Bachmann Seen as Most Dangerous to Economy, Poll Finds

A Washington Post/Bloomberg poll released on the eve of the GOP candidate debate on economic policy reveals a possible reason why Congresswoman Michele Bachmann’s presidential campaign continues to lose steam: voters believe she would do the most harm to the economy if elected president.

The poll, which sampled 1,000 adult voters, found that 15 percent felt Bachmann would do the most damage to the economy than any other GOP candidate. Texas Governor Rick Perry followed as the second most dangerous to the economy with 12 percent.

Possibly anticipating the lack of support on economic policy reflected in the poll, Bachmann released an 11-point economic plan today. The plan, titled “American Jobs, Right Now,” focuses on cutting taxes, reducing the size of the federal government as well as repealing federal regulations including healthcare reform.

Bachmann’s 11-point plan would also repeal “radical environmental laws” and promote energy independence. It calls for cutting $800 billion of new tax revenue.

The congresswoman also expressed frustration in her plan that American “job creators” spend trillions of dollars to satisfy government regulations. She demands “this red-tape rampage must stop.”

"It's evident that the current trajectory of our country is simply not sustainable and President Obama lacks the understanding of how to return to a position of economic prominence in the world," Bachmann said in a press release introducing the plan. "My blueprint will create an environment which will create real jobs here at home, and return America to a position of economic prominence in the world."

According to her estimates, 1.4 million jobs would be added to the economy.

This blueprint, despite criticisms from some that it is not substantial enough, will give Bachmann concise talking points in tonight’s GOP presidential debate.
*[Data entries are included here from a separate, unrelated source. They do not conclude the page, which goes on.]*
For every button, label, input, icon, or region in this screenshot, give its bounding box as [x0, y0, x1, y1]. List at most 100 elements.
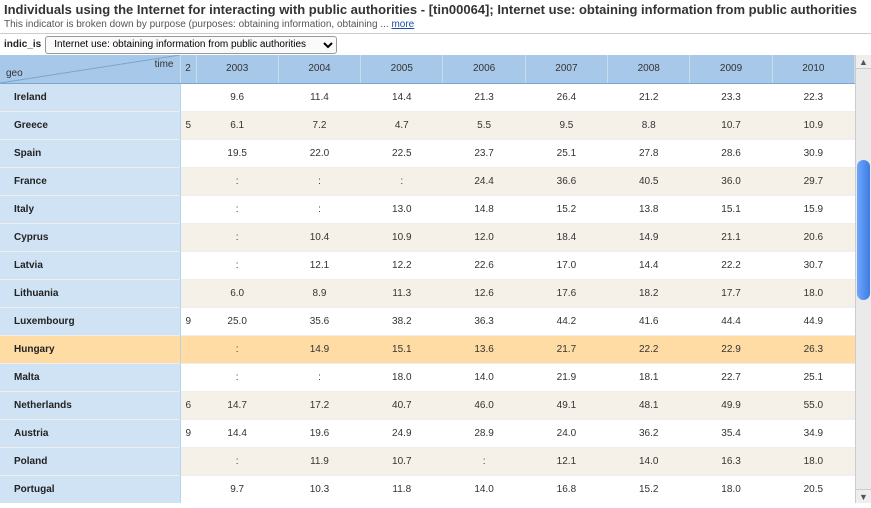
data-cell: 6.1: [196, 111, 278, 139]
scroll-down-arrow[interactable]: ▼: [856, 489, 871, 503]
data-table: geo time 2 2003 2004 2005 2006 2007 2008…: [0, 55, 855, 503]
data-cell: 17.2: [278, 391, 360, 419]
data-cell: 15.2: [608, 475, 690, 503]
table-row[interactable]: Greece56.17.24.75.59.58.810.710.9: [0, 111, 855, 139]
cut-cell: 9: [180, 307, 196, 335]
cut-cell: 5: [180, 111, 196, 139]
row-label: Austria: [0, 419, 180, 447]
row-label: Netherlands: [0, 391, 180, 419]
data-cell: 22.2: [608, 335, 690, 363]
table-row[interactable]: Netherlands614.717.240.746.049.148.149.9…: [0, 391, 855, 419]
data-cell: 14.8: [443, 195, 525, 223]
data-cell: 22.3: [772, 83, 854, 111]
data-cell: 34.9: [772, 419, 854, 447]
column-header[interactable]: 2003: [196, 55, 278, 83]
data-cell: 22.9: [690, 335, 772, 363]
data-cell: 9.5: [525, 111, 607, 139]
data-cell: 24.0: [525, 419, 607, 447]
data-cell: 14.0: [443, 363, 525, 391]
indicator-select[interactable]: Internet use: obtaining information from…: [45, 36, 337, 54]
data-cell: 22.6: [443, 251, 525, 279]
table-row[interactable]: Lithuania6.08.911.312.617.618.217.718.0: [0, 279, 855, 307]
data-cell: 12.1: [278, 251, 360, 279]
table-row[interactable]: Portugal9.710.311.814.016.815.218.020.5: [0, 475, 855, 503]
data-cell: 25.1: [772, 363, 854, 391]
data-cell: 18.0: [772, 279, 854, 307]
data-cell: 18.1: [608, 363, 690, 391]
column-header[interactable]: 2008: [608, 55, 690, 83]
header-row: geo time 2 2003 2004 2005 2006 2007 2008…: [0, 55, 855, 83]
data-cell: 21.2: [608, 83, 690, 111]
data-cell: :: [278, 363, 360, 391]
data-cell: 17.6: [525, 279, 607, 307]
data-cell: :: [196, 447, 278, 475]
cut-cell: [180, 335, 196, 363]
data-cell: 14.7: [196, 391, 278, 419]
column-header[interactable]: 2010: [772, 55, 854, 83]
table-row[interactable]: Austria914.419.624.928.924.036.235.434.9: [0, 419, 855, 447]
data-cell: 10.4: [278, 223, 360, 251]
table-row[interactable]: Latvia:12.112.222.617.014.422.230.7: [0, 251, 855, 279]
row-label: Malta: [0, 363, 180, 391]
data-cell: 11.4: [278, 83, 360, 111]
data-cell: 13.8: [608, 195, 690, 223]
data-cell: :: [278, 167, 360, 195]
data-cell: 16.8: [525, 475, 607, 503]
data-cell: 11.3: [361, 279, 443, 307]
data-cell: 12.0: [443, 223, 525, 251]
data-cell: 9.7: [196, 475, 278, 503]
page-title: Individuals using the Internet for inter…: [4, 2, 867, 17]
data-cell: 21.3: [443, 83, 525, 111]
table-row[interactable]: France:::24.436.640.536.029.7: [0, 167, 855, 195]
data-cell: 14.9: [608, 223, 690, 251]
table-row[interactable]: Spain19.522.022.523.725.127.828.630.9: [0, 139, 855, 167]
more-link[interactable]: more: [391, 19, 414, 30]
column-header[interactable]: 2004: [278, 55, 360, 83]
data-cell: 8.8: [608, 111, 690, 139]
data-cell: 40.5: [608, 167, 690, 195]
scroll-up-arrow[interactable]: ▲: [856, 55, 871, 69]
data-cell: 17.7: [690, 279, 772, 307]
table-row[interactable]: Luxembourg925.035.638.236.344.241.644.44…: [0, 307, 855, 335]
subtitle: This indicator is broken down by purpose…: [0, 18, 871, 33]
vertical-scrollbar[interactable]: ▲ ▼: [855, 55, 871, 503]
column-header[interactable]: 2009: [690, 55, 772, 83]
data-cell: 35.4: [690, 419, 772, 447]
data-cell: 44.4: [690, 307, 772, 335]
column-header[interactable]: 2007: [525, 55, 607, 83]
row-label: Italy: [0, 195, 180, 223]
table-row[interactable]: Cyprus:10.410.912.018.414.921.120.6: [0, 223, 855, 251]
data-cell: 22.5: [361, 139, 443, 167]
data-cell: 18.2: [608, 279, 690, 307]
column-header[interactable]: 2006: [443, 55, 525, 83]
data-cell: :: [443, 447, 525, 475]
data-cell: 41.6: [608, 307, 690, 335]
row-dim-label: geo: [6, 68, 23, 79]
data-cell: 10.3: [278, 475, 360, 503]
table-row[interactable]: Poland:11.910.7:12.114.016.318.0: [0, 447, 855, 475]
data-cell: 29.7: [772, 167, 854, 195]
data-cell: 9.6: [196, 83, 278, 111]
row-label: Poland: [0, 447, 180, 475]
row-label: Cyprus: [0, 223, 180, 251]
column-header[interactable]: 2005: [361, 55, 443, 83]
data-cell: 10.7: [361, 447, 443, 475]
data-cell: 14.9: [278, 335, 360, 363]
data-cell: 6.0: [196, 279, 278, 307]
data-cell: 36.6: [525, 167, 607, 195]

The debate will primarily focus on the economy, which compared to other candidates is not Bachmann’s strong point.

The poll was good news for Gov. Mitt Romney and Herman Cain. Of the adult voters polled, 17 percent said Romney would make the economy better. Ten percent of the adult voters said Herman Cain would help.

However, the public does not seem to hold out much hope for Republicans as a whole when it comes to the economy. The poll reveals the 45 percent believe the economy would be just as bad with a GOP president while 25 percent believes it would be worse. Forty-four percent of the adult voting population polled said a Republican president in 2012 would make no difference when it comes to the economy.

Results are based on telephone interviews. Of the 1,000 adults interviewed from Oct. 6 to Oct. 9 was a sample of 391 Republicans and Republican leaning independents, the margin of error for the full sample is plus or minus 3.5 percentage points.